K is for Kruger-Dunning Effect

The Kruger-Dunning Effect (or, more traditionally, the Dunning-Kruger Effect) identifies the issue that some people are too stupid to know that they're stupid. They're also completely convinced that they're correct, regardless of outcomes or feedback. This is a very dangerous combination, especially in a world of digital connectivity, where whoever is most confident is the guru most followed.

Example

The Dunning-Kruger effect is named after its discoverers, Justin Kruger and David Dunning. The name of their seminal paper sums it up really: Unskilled and Unaware of It: How Difficulties in Recognising One's Own Incompetence Leads to Inflated Self-Assessments. I can't outdo the paper for humor, however unintentional, so here's a quote from the abstract:
"Across 4 studies, the authors found that participants scoring in the bottom quartile on tests of humor, grammar, and logic grossly overestimated their test performance and ability. Although their test scores put them in the 12th percentile, they estimated themselves to be in the 62nd."
Most of us suffer from overconfidence, but Dunning-Kruger victims do so to an extraordinary degree, and do so even on tasks on which they have received repeated feedback demonstrating that they're bloody useless. One study showed that good students got better with feedback but that the poorest performers didn't, and continued to demonstrate gross overconfidence in their abilities despite repeatedly being told they were idiots (I paraphrase).

Causes

Although the problem has been repeatedly demonstrated no one knows why this affects certain people and not others. Worryingly this means that you may have the problem because, if you do, you'll never know. So I'm afraid there's not much I can do about that. It's just something you're born with. Sorry.

Mitigation

While I can't help people who have the problem I can, at least, help those who don't. Because Dunning-Kruger sufferers don't realize they're hopeless they tend to be extremely overconfident - and extreme overconfidence is something that attracts followers. In a digitally connected world this is very dangerous, because we lose the social cues that tell us when people are, well, a bit odd. I mean, on-line everyone's a bit odd.
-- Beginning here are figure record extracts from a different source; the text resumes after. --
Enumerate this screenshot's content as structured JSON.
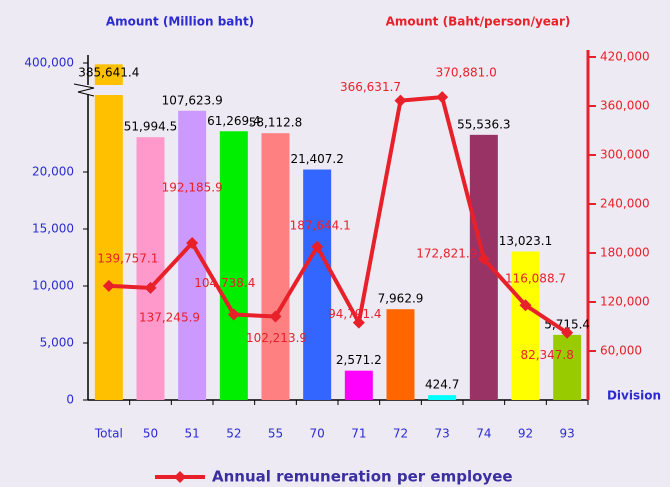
{
  "chart_data": {
    "type": "bar_line",
    "left_axis_title": "Amount (Million baht)",
    "right_axis_title": "Amount (Baht/person/year)",
    "x_label": "Division",
    "categories": [
      "Total",
      "50",
      "51",
      "52",
      "55",
      "70",
      "71",
      "72",
      "73",
      "74",
      "92",
      "93"
    ],
    "series": [
      {
        "name": "Amount (Million baht)",
        "type": "bar",
        "colors": [
          "#ffc000",
          "#ff99cc",
          "#cc99ff",
          "#00ee00",
          "#ff8080",
          "#3366ff",
          "#ff00ff",
          "#ff6600",
          "#00ffff",
          "#993366",
          "#ffff00",
          "#99cc00"
        ],
        "values": [
          385641.4,
          51994.5,
          107623.9,
          61269.4,
          58112.8,
          21407.2,
          2571.2,
          7962.9,
          424.7,
          55536.3,
          13023.1,
          5715.4
        ],
        "value_labels": [
          "385,641.4",
          "51,994.5",
          "107,623.9",
          "61,269.4",
          "58,112.8",
          "21,407.2",
          "2,571.2",
          "7,962.9",
          "424.7",
          "55,536.3",
          "13,023.1",
          "5,715.4"
        ]
      },
      {
        "name": "Annual remuneration per employee",
        "type": "line",
        "axis": "y2",
        "color": "#e8202a",
        "values": [
          139757.1,
          137245.9,
          192185.9,
          104738.4,
          102213.9,
          187644.1,
          94791.4,
          366631.7,
          370881.0,
          172821.9,
          116088.7,
          82347.8
        ],
        "value_labels": [
          "139,757.1",
          "137,245.9",
          "192,185.9",
          "104,738.4",
          "102,213.9",
          "187,644.1",
          "94,791.4",
          "366,631.7",
          "370,881.0",
          "172,821.9",
          "116,088.7",
          "82,347.8"
        ]
      }
    ],
    "ylim": [
      0,
      400000
    ],
    "axis_break": true,
    "yticks": [
      0,
      {
        "value": 5000,
        "label": "5,000"
      },
      {
        "value": 10000,
        "label": "10,000"
      },
      {
        "value": 15000,
        "label": "15,000"
      },
      {
        "value": 20000,
        "label": "20,000"
      },
      {
        "value": 400000,
        "label": "400,000"
      }
    ],
    "y2lim": [
      0,
      420000
    ],
    "y2ticks": [
      {
        "value": 60000,
        "label": "60,000"
      },
      {
        "value": 120000,
        "label": "120,000"
      },
      {
        "value": 180000,
        "label": "180,000"
      },
      {
        "value": 240000,
        "label": "240,000"
      },
      {
        "value": 300000,
        "label": "300,000"
      },
      {
        "value": 360000,
        "label": "360,000"
      },
      {
        "value": 420000,
        "label": "420,000"
      }
    ],
    "legend": "bottom"
  }
}
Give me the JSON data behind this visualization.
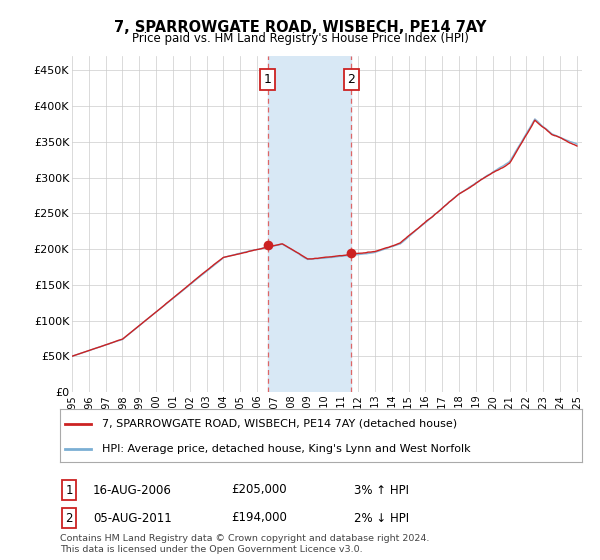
{
  "title": "7, SPARROWGATE ROAD, WISBECH, PE14 7AY",
  "subtitle": "Price paid vs. HM Land Registry's House Price Index (HPI)",
  "ylabel_ticks": [
    "£0",
    "£50K",
    "£100K",
    "£150K",
    "£200K",
    "£250K",
    "£300K",
    "£350K",
    "£400K",
    "£450K"
  ],
  "ytick_values": [
    0,
    50000,
    100000,
    150000,
    200000,
    250000,
    300000,
    350000,
    400000,
    450000
  ],
  "ylim": [
    0,
    470000
  ],
  "xlim_start": 1995.0,
  "xlim_end": 2025.3,
  "hpi_color": "#7bafd4",
  "price_color": "#cc2222",
  "marker1_year": 2006.62,
  "marker1_price": 205000,
  "marker1_label": "1",
  "marker1_date": "16-AUG-2006",
  "marker1_amount": "£205,000",
  "marker1_pct": "3% ↑ HPI",
  "marker2_year": 2011.59,
  "marker2_price": 194000,
  "marker2_label": "2",
  "marker2_date": "05-AUG-2011",
  "marker2_amount": "£194,000",
  "marker2_pct": "2% ↓ HPI",
  "shade_color": "#d8e8f5",
  "vline_color": "#dd6666",
  "legend_line1": "7, SPARROWGATE ROAD, WISBECH, PE14 7AY (detached house)",
  "legend_line2": "HPI: Average price, detached house, King's Lynn and West Norfolk",
  "footnote1": "Contains HM Land Registry data © Crown copyright and database right 2024.",
  "footnote2": "This data is licensed under the Open Government Licence v3.0.",
  "xtick_years": [
    1995,
    1996,
    1997,
    1998,
    1999,
    2000,
    2001,
    2002,
    2003,
    2004,
    2005,
    2006,
    2007,
    2008,
    2009,
    2010,
    2011,
    2012,
    2013,
    2014,
    2015,
    2016,
    2017,
    2018,
    2019,
    2020,
    2021,
    2022,
    2023,
    2024,
    2025
  ],
  "grid_color": "#cccccc",
  "bg_color": "white",
  "box_edge_color": "#cc2222"
}
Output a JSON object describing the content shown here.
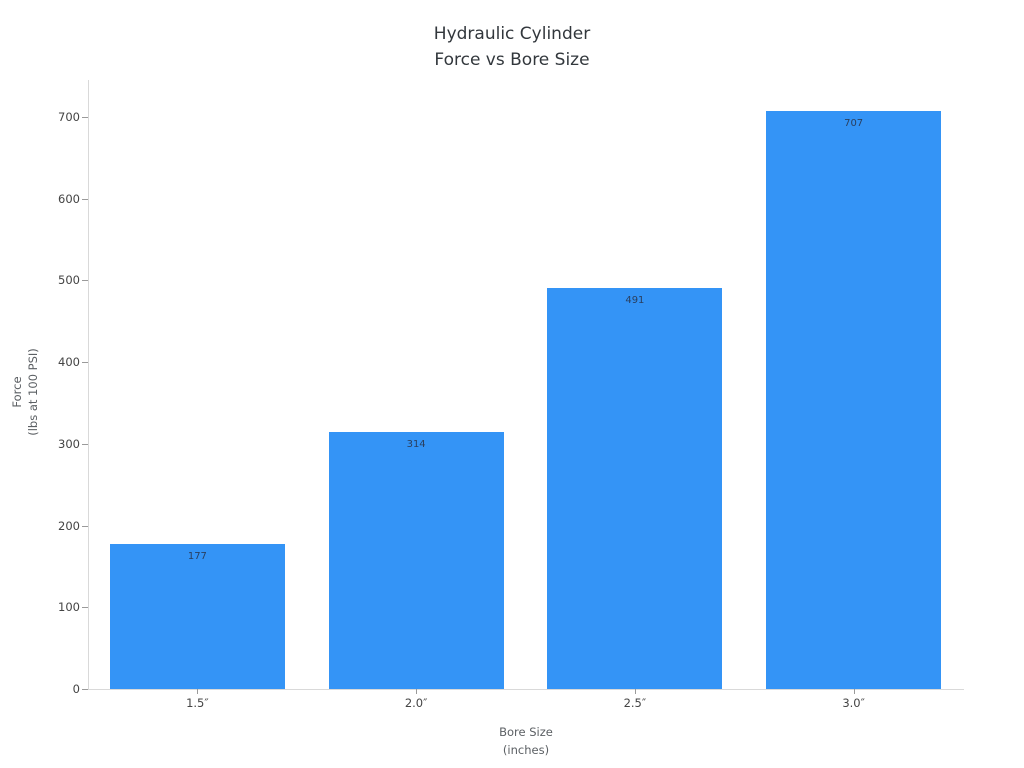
{
  "chart_data": {
    "type": "bar",
    "title": "Hydraulic Cylinder\nForce vs Bore Size",
    "title_lines": [
      "Hydraulic Cylinder",
      "Force vs Bore Size"
    ],
    "xlabel": "Bore Size\n(inches)",
    "xlabel_lines": [
      "Bore Size",
      "(inches)"
    ],
    "ylabel": "Force\n(lbs at 100 PSI)",
    "ylabel_lines": [
      "Force",
      "(lbs at 100 PSI)"
    ],
    "categories": [
      "1.5″",
      "2.0″",
      "2.5″",
      "3.0″"
    ],
    "values": [
      177,
      314,
      491,
      707
    ],
    "bar_labels": [
      "177",
      "314",
      "491",
      "707"
    ],
    "yticks": [
      0,
      100,
      200,
      300,
      400,
      500,
      600,
      700
    ],
    "ylim": [
      0,
      745
    ],
    "grid": false,
    "legend": "none",
    "bar_color": "#3494f6"
  },
  "colors": {
    "background": "#ffffff",
    "bar": "#3494f6",
    "axis_line": "#d9d9d9",
    "tick_mark": "#9a9a9a",
    "tick_label": "#444444",
    "title": "#32373c",
    "axis_title": "#5b5f63",
    "bar_value_label": "#2a3f5f"
  }
}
So, don't take anyone on-line at face value, don't follow people who don't exhibit any degree of self-awareness or a sense of humor or who can't spell or conjugate a verb and don't have anything to do with anyone who can't tolerate sensible, contradictory, advice. They may just be afflicted by confirmation bias, but they may be much, much more dangerous. People with D-K, you see, can't even recognize competence in others.